It seems that the prussic acid is not much of a concern for cured hay, but the potential for nitrate poisoning remains apparently for months after baling.  Does anyone here feed hay with a high percentage of johnson grass?

I'm not much of a risk-taker, but feeding from the round bales and supplementing with good alfalfa hay has been kind to my pocket book and they're all in great condition.  Unfortunately the ONLY round bales I've found in the area (and can have delivered) are fescue, fescue/bermuda blend (still almost entirely fescue...), and the johnson grass/orchard grass/bermuda blend.  Feeding fescue opens up another bag of worms and most of it ends up as bedding since the little buggers don't really like it anyway.


----------



## mercedes (Nov 27, 2010)

I have been feeding coastel bermuda/johnson grass hay to my horses for many years without any problems.only had goats for a few years now,but they have been devouering it alongside the horse without any ill effects.I think straight johnson grass hay is a little too coarse,but that is just my personal opinion.Here in texas you would be hard pressed to find any hay without at least a trace of johnson grass.I always thought johnson grass was a good thing  maybe it's a southern thing.


----------



## patandchickens (Nov 27, 2010)

IMO it mainly boils down to how much you believe in your hay guy (the one that cut and baled it, not some middleman, I mean).
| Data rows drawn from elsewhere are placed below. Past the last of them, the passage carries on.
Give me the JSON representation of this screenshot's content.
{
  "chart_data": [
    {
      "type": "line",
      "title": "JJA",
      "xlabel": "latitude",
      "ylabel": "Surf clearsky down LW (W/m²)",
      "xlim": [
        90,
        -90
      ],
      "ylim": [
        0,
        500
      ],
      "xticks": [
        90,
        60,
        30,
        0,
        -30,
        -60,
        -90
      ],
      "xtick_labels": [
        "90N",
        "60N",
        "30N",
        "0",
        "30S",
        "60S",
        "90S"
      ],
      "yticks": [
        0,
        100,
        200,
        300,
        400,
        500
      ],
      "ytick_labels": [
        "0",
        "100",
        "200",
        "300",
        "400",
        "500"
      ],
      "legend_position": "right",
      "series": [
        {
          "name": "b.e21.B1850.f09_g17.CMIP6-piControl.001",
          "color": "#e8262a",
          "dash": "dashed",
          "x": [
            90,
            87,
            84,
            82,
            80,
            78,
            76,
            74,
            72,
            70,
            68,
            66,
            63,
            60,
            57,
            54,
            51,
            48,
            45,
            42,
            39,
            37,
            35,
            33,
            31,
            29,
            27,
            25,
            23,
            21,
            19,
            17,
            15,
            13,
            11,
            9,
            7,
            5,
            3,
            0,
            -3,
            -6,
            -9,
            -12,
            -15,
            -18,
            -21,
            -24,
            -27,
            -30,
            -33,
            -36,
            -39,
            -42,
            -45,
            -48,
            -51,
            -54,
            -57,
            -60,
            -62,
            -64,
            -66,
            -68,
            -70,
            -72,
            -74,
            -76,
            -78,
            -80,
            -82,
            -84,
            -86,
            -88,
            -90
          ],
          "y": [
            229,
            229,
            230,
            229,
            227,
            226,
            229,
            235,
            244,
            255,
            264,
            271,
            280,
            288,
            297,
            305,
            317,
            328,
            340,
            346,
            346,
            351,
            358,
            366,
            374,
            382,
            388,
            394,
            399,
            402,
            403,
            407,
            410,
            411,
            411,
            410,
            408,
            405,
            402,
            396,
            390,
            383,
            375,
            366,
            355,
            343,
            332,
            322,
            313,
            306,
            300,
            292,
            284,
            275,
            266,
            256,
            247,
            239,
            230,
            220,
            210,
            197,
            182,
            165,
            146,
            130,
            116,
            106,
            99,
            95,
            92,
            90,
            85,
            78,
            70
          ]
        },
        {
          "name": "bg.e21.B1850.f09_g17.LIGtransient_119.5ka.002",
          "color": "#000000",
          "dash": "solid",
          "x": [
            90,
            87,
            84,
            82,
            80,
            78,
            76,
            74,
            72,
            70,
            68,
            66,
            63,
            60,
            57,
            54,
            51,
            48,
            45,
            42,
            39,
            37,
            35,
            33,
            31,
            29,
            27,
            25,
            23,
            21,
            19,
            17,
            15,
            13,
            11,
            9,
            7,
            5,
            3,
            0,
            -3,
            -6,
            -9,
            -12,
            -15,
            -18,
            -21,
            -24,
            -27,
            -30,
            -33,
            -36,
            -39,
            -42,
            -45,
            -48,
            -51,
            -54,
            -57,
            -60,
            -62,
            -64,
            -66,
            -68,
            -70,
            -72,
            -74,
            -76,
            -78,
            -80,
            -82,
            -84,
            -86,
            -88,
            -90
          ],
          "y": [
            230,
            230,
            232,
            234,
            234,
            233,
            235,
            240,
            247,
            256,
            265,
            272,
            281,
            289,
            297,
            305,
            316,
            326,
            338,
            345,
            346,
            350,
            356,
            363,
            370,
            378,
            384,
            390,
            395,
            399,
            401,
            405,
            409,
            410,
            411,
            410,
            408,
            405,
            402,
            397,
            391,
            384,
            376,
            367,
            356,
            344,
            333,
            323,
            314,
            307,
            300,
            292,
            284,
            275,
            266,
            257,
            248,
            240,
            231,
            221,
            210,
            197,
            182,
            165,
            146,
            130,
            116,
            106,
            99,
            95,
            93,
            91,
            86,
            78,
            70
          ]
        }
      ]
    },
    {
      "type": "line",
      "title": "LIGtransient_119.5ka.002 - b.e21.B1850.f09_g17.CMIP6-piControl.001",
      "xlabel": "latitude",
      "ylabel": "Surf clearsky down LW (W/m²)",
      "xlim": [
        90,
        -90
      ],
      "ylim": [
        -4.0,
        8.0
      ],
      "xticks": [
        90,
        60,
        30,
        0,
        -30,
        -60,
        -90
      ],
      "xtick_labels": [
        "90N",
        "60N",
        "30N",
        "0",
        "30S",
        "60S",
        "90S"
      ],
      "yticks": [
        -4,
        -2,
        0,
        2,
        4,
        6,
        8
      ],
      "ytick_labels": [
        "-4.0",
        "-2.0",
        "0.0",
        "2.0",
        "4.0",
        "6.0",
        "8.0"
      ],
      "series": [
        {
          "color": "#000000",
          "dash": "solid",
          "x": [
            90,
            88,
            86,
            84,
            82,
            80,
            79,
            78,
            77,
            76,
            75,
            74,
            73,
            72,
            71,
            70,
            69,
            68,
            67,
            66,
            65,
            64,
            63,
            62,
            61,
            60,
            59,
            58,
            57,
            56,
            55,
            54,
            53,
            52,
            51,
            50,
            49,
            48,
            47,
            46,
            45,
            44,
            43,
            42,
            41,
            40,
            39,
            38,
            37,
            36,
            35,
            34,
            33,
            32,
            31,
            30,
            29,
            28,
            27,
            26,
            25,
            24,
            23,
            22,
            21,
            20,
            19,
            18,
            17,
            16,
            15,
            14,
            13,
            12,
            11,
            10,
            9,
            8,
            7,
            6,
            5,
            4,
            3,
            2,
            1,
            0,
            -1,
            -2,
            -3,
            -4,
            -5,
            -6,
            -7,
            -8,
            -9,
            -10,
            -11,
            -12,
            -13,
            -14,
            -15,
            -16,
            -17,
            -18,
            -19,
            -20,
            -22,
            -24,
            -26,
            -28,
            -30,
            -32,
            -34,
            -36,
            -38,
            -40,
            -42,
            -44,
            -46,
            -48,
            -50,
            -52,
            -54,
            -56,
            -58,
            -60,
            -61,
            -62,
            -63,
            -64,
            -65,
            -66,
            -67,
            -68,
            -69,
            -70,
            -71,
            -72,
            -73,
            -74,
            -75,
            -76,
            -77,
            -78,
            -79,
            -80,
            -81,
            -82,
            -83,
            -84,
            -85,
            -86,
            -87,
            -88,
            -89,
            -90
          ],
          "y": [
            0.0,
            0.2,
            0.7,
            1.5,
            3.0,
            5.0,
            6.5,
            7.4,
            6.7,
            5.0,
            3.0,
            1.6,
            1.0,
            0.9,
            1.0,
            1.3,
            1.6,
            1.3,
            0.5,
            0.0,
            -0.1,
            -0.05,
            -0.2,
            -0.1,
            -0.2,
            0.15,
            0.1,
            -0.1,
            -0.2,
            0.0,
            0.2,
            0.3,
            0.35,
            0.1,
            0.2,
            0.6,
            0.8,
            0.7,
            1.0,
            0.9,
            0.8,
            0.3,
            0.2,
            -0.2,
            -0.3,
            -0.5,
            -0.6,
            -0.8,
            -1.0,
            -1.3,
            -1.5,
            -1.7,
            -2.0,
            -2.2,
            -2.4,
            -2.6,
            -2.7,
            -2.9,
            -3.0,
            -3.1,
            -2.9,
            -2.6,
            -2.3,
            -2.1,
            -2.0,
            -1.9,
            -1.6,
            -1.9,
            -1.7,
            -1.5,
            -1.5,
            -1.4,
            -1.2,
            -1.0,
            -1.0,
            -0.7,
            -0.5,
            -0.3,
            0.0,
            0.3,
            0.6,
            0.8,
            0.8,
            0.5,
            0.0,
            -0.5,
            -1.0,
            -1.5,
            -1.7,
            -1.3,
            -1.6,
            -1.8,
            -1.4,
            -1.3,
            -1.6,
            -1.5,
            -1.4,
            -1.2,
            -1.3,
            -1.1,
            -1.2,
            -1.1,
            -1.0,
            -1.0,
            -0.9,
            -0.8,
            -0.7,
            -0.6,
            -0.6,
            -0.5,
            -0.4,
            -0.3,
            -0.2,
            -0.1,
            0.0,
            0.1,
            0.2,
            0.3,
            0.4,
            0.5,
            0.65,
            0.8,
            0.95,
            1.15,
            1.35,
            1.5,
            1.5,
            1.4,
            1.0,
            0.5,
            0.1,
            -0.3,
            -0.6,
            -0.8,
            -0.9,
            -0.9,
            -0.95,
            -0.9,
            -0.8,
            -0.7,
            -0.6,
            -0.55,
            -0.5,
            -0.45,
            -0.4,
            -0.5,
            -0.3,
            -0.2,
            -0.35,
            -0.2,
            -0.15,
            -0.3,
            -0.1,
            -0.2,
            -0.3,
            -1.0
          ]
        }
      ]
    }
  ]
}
There are all various hays that can be problematic if not done knowledgeably -- johnsongrass, clover, alfalfa, etc -- but are typically fine when done right.

The big thing re: nitrates is to not have cut/baled the hay when it is growing _super_ fast and lush, and if it's borderline don't feed it right away.

I suppose it's possible that you could get a sample tested if you are really feeling paranoid about it, I have never really thought about having hay tested for nitrates specifically but it's possible labs do it, I dunno.

Really though I'd say that if it's from a GOOD hay producer you should be fine.

JMHO,

Pat


----------



## SDGsoap&dairy (Nov 28, 2010)

Thanks!  No middleman, he's the source.  I'll ask him about it and see if he's knowledgeable enough for me to feel comfortable feeding it.  He's been helpful so far and not at all sketchy about discussing exactly what's in it, he just doesn't know much about goats.  It's been pretty dry in the latter part of this summer and fall, so I'll have to ask him about the lush growth.

The bale we're on now I'm seeing has a good amount of orchard grass in it and they ALWAYS head for that first (unless there's alfalfa.  )  The johnson grass is pretty coarse, but they don't seem to mind that the way they have a distaste for stemmy fescue.


----------



## Greendecember (Nov 29, 2010)

We just bought our place in September and I am still trying to figure out what all is growing here. Yesterday I saw some Johnson grass in our front paddock and thought the goats would LOVE that it is dried but still leaffy. I am glad I read this though. It will soon be met in vigor with a shovel along with the poke bushes and all the other bad stuff that grows wild in Oklahoma. *sigh* I have a LOT of digging to do. lol. Now to decide if I want to make war on one kind of weed each year or one acre of land at a time. We have 5. I think I will knock out the big nasties as I see them and concentrate on one acre at a time!


----------